Comme le HCR, la MONUC a hésité pendant un certain temps à parler ouvertement des problèmes de droits humains liés au mixage et du recrutement des enfants soldats. Tandis que ses fonctionnaires chargés des droits humains documentaient nombre des exactions, les officiers supérieurs de la MONUC ont omis dans deux occasions au moins de publier les résultats de leurs enquêtes.222 La Haute Commissaire de l’ONU aux droits de l’homme, la rapporteuse spéciale sur les violences faites aux femmes, et la représentante spéciale du Secrétaire général pour les enfants et les conflits armés,  ont toutes contribué indubitablement à développer la prise de conscience publique des atteintes aux droits humains au Congo,  parmi les diplomates et le public en général.

La communauté des donateurs

La communauté internationale s’est investie de façon significative sur le plan diplomatique et financier dans le processus électoral en RDC. Depuis l’installation du nouveau gouvernement, les diplomates et les donateurs internationaux ont peu parlé des atteintes aux droits humains, que ce soit au Nord-Kivu, au Bas Congo, ou à Kinshasa. Ce silence relatif est peut-être dû en partie à leur réticence à ternir la réussite déclarée des élections elles-mêmes, mais il peut aussi bien avoir traduit une diminution de la cohésion entre des acteurs internationaux importants.

Avant les élections, les donateurs étaient d’accord sur l’importance primordiale de terminer la période de transition et de mettre en place un gouvernement élu avec succès. Dans un accord général sur cet objectif, les principaux acteurs ont coopéré plutôt efficacement dans le Comité international d’accompagnement de la transition (CIAT).

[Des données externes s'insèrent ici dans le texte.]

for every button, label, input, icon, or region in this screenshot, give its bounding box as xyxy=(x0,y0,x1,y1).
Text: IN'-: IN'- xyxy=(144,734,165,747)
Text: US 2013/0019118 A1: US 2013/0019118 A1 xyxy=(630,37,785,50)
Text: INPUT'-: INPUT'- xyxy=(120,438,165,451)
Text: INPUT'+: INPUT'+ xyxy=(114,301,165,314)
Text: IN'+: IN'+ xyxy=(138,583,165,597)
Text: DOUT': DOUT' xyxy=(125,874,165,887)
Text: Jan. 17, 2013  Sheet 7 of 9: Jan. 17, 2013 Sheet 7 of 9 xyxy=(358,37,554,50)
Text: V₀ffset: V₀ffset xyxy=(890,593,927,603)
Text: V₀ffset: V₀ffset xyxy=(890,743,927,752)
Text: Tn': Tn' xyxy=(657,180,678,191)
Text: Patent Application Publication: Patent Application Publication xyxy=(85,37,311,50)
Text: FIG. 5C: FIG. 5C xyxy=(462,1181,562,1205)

Avec l’installation du gouvernement de Kabila, le CIAT a été dissout, indiquant peut-être une érosion dans la communauté d’objectifs des acteurs internationaux. Bien qu’ils aient tous continué à poursuivre les objectifs de la réforme du secteur de la sécurité, d’une meilleure gouvernance, du redressement économique, et du soutien au système judiciaire, ils ont peut-être éprouvé des difficultés à se mettre d’accord sur la façon de parvenir à ces buts. Des intérêts nationaux différents ont été réaffirmés, parfois liés à des espoirs de bénéficier des grandes richesses du Congo. Certains diplomates ont avancé la justification de ne pas interférer dans les affaires des autorités nouvellement mises en place comme raison de leur relative inaction.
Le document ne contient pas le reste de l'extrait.